Their plan would open a path to citizenship for illegal immigrants, but only after U.S. borders were declared sufficiently secure. At that point, illegal immigrants would be required to leave the U.S. to be processed for work visas before returning to the country. After 17 years, they would be eligible for citizenship.

"We're concerned that there's not enough dialogue between the two houses to try to ... start the discussion," said Hutchison, who described the proposal as an attempt to combine the priorities of both chambers.

House Majority Leader John A. Boehner (R-Ohio) called the proposal "a step in the right direction," although he avoided commenting on the plan's citizenship provision.

The Hutchison-Pence proposal came a day after two conservative Republican senators from border states recommended that Bush request more than $3.5 billion in emergency funding for security provisions, including fences along the Mexico border. The two lawmakers, John Cornyn of Texas and John Kyl of Arizona, said the money request would be a "credibility-building measure."

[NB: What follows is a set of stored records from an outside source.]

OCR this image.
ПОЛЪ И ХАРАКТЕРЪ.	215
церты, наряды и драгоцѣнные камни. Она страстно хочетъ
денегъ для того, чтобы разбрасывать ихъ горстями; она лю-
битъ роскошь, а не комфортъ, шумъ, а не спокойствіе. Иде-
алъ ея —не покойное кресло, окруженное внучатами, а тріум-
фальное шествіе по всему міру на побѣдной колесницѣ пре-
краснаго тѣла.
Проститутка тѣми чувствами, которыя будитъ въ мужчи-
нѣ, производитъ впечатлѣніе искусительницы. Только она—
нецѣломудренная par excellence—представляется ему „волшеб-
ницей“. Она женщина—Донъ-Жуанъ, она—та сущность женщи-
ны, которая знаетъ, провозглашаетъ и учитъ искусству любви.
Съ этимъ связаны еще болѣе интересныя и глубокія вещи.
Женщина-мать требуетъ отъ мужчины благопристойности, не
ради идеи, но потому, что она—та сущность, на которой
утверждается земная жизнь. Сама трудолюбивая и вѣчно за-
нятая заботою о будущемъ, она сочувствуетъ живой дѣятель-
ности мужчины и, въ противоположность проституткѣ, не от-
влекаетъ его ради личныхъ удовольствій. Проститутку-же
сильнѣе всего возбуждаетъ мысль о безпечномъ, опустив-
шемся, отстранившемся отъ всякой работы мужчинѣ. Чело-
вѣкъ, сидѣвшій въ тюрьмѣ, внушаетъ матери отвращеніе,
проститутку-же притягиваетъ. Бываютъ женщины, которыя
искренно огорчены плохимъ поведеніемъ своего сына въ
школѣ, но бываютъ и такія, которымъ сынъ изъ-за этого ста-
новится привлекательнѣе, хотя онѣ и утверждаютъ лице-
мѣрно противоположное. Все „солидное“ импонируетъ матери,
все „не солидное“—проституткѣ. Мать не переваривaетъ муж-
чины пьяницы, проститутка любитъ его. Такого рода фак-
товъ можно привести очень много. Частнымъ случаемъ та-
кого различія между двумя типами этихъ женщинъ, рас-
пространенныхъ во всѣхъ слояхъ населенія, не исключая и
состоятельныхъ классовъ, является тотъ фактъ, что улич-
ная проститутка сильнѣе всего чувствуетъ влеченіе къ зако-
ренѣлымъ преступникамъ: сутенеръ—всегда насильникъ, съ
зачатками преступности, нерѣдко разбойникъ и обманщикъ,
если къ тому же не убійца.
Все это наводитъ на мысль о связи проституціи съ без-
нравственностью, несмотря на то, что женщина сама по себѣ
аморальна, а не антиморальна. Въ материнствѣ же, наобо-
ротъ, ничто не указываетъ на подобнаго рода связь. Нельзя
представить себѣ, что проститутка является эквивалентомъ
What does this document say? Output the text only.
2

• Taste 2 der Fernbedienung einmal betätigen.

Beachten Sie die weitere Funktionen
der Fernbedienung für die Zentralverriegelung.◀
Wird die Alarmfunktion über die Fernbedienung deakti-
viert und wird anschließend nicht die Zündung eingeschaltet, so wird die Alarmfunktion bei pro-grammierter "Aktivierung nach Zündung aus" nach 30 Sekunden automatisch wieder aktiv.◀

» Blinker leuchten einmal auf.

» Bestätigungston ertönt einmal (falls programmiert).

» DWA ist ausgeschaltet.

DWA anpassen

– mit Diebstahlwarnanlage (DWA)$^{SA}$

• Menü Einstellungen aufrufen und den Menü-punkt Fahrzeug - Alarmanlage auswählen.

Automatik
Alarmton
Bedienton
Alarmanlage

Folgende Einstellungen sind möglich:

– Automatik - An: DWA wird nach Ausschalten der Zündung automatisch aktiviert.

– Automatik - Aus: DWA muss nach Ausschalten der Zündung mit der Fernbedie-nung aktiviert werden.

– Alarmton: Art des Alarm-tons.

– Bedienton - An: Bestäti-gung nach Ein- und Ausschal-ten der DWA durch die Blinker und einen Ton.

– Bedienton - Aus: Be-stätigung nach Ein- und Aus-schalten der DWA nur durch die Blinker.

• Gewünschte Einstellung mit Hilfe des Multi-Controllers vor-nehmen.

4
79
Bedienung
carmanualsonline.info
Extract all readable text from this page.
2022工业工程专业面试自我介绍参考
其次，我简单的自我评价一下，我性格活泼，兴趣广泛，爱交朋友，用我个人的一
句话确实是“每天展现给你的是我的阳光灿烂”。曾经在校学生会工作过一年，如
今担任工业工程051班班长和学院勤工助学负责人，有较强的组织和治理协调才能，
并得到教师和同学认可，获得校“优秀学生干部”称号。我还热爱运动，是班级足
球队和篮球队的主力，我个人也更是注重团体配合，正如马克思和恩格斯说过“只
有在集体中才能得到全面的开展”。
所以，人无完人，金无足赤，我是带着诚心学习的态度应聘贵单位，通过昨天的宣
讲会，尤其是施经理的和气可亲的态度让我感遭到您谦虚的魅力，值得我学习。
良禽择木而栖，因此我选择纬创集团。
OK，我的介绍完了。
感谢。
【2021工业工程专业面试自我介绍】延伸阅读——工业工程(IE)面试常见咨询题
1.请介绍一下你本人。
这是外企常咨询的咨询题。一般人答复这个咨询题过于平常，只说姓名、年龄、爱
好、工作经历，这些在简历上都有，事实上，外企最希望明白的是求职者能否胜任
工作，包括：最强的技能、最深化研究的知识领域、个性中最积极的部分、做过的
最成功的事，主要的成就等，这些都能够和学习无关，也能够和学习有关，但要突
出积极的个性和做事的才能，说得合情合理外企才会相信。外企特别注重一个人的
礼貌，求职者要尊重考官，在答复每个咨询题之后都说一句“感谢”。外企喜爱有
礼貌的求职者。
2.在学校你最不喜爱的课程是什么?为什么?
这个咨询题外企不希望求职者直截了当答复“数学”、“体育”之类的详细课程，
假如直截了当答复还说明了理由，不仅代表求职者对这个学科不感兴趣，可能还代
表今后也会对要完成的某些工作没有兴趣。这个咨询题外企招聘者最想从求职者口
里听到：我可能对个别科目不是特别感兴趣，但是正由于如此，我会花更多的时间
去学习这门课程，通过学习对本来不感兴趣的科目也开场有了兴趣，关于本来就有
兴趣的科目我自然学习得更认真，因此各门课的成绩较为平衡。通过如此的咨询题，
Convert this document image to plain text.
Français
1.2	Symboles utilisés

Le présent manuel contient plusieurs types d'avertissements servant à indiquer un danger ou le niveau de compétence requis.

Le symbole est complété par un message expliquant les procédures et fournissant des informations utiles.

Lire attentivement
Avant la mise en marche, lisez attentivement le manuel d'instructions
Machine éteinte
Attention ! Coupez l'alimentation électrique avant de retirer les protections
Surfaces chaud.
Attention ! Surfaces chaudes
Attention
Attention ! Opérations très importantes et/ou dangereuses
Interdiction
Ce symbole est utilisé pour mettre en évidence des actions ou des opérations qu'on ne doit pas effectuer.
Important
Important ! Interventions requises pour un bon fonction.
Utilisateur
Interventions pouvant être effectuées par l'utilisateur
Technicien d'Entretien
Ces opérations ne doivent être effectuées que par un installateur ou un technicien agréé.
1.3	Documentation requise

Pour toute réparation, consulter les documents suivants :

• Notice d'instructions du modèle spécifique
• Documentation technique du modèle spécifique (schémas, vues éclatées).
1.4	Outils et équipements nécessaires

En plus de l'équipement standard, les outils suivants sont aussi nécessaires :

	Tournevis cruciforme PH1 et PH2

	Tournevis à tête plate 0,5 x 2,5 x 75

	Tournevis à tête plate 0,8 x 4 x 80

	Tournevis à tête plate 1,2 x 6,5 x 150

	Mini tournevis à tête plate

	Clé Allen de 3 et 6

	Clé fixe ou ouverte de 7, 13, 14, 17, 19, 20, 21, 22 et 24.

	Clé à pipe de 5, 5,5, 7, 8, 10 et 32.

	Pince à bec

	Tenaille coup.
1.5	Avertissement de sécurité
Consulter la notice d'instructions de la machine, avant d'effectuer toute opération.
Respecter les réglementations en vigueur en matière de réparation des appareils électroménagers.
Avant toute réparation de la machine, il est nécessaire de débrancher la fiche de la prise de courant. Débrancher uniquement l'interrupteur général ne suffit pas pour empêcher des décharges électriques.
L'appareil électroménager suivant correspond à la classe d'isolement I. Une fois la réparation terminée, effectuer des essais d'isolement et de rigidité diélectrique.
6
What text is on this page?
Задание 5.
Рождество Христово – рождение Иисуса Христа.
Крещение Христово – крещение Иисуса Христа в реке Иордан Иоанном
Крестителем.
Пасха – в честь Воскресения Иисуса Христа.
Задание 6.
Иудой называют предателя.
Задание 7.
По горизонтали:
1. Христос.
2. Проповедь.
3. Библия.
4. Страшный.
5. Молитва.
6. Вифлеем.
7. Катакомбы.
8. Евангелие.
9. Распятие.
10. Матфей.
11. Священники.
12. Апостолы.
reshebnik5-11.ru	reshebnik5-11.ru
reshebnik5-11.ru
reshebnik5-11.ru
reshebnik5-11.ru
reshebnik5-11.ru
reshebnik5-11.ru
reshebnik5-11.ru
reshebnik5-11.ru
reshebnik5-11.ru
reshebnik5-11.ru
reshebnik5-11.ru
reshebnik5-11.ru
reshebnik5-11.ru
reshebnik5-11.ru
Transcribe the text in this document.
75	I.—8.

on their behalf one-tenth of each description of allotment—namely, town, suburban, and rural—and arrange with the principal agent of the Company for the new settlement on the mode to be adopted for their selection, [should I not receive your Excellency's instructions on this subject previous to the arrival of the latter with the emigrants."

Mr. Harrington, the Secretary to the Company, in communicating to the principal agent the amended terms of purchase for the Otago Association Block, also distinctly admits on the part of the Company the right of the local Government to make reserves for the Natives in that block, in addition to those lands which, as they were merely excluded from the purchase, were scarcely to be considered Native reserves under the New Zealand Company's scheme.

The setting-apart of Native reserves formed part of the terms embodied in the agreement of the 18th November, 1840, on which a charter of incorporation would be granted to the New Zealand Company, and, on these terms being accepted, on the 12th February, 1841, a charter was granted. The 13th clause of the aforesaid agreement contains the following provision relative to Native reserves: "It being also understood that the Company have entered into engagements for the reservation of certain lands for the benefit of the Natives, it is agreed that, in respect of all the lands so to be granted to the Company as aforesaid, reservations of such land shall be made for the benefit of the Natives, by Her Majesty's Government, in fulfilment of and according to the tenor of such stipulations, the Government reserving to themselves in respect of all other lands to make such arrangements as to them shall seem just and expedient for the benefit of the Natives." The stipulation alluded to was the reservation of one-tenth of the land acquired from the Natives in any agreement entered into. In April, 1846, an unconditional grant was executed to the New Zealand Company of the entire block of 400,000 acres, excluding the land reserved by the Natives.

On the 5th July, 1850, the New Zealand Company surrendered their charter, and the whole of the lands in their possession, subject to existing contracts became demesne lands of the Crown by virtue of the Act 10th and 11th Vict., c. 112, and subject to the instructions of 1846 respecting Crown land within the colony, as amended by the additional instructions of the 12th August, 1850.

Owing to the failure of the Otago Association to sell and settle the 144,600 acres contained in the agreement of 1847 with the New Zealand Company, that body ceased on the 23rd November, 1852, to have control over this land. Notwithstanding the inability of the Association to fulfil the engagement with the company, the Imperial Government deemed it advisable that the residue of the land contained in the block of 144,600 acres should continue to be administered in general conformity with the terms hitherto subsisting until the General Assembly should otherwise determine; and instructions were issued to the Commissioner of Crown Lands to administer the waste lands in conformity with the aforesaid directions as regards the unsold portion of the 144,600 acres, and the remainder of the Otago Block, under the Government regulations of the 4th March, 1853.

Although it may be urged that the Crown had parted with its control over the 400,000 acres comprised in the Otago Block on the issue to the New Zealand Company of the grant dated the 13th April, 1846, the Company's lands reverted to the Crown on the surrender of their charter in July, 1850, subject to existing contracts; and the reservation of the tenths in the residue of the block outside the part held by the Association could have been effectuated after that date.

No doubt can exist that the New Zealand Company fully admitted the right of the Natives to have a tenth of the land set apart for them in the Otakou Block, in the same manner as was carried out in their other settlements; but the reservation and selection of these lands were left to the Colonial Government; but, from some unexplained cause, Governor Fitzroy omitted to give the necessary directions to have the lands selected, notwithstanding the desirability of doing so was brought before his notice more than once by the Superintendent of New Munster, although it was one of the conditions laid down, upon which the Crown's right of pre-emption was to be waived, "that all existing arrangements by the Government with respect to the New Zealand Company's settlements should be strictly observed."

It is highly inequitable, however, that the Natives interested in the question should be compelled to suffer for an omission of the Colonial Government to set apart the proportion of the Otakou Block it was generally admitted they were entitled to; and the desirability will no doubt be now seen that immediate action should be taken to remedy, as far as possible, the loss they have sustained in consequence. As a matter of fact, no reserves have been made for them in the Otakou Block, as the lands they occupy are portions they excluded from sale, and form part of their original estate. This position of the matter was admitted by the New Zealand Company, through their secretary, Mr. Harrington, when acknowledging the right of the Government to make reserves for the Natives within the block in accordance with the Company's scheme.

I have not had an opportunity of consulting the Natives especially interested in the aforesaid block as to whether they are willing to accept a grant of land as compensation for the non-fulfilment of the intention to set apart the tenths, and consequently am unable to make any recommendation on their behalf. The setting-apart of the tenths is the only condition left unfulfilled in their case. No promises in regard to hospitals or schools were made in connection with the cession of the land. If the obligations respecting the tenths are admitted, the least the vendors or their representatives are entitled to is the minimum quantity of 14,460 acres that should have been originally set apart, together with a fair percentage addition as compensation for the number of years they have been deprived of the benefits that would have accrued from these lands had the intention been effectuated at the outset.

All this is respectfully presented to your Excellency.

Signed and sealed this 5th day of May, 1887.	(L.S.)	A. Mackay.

"The logjam between the House and the Senate is not going to be broken until constituents ... are convinced that we mean business" on the enforcement front, Kyl said.

Cornyn predicted that passage of the funding request would make House members "more likely to support comprehensive immigration reform."

Administration officials have sought to raise comfort levels by emphasizing border security measures underway and the need for a sweeping restructuring of the immigration system.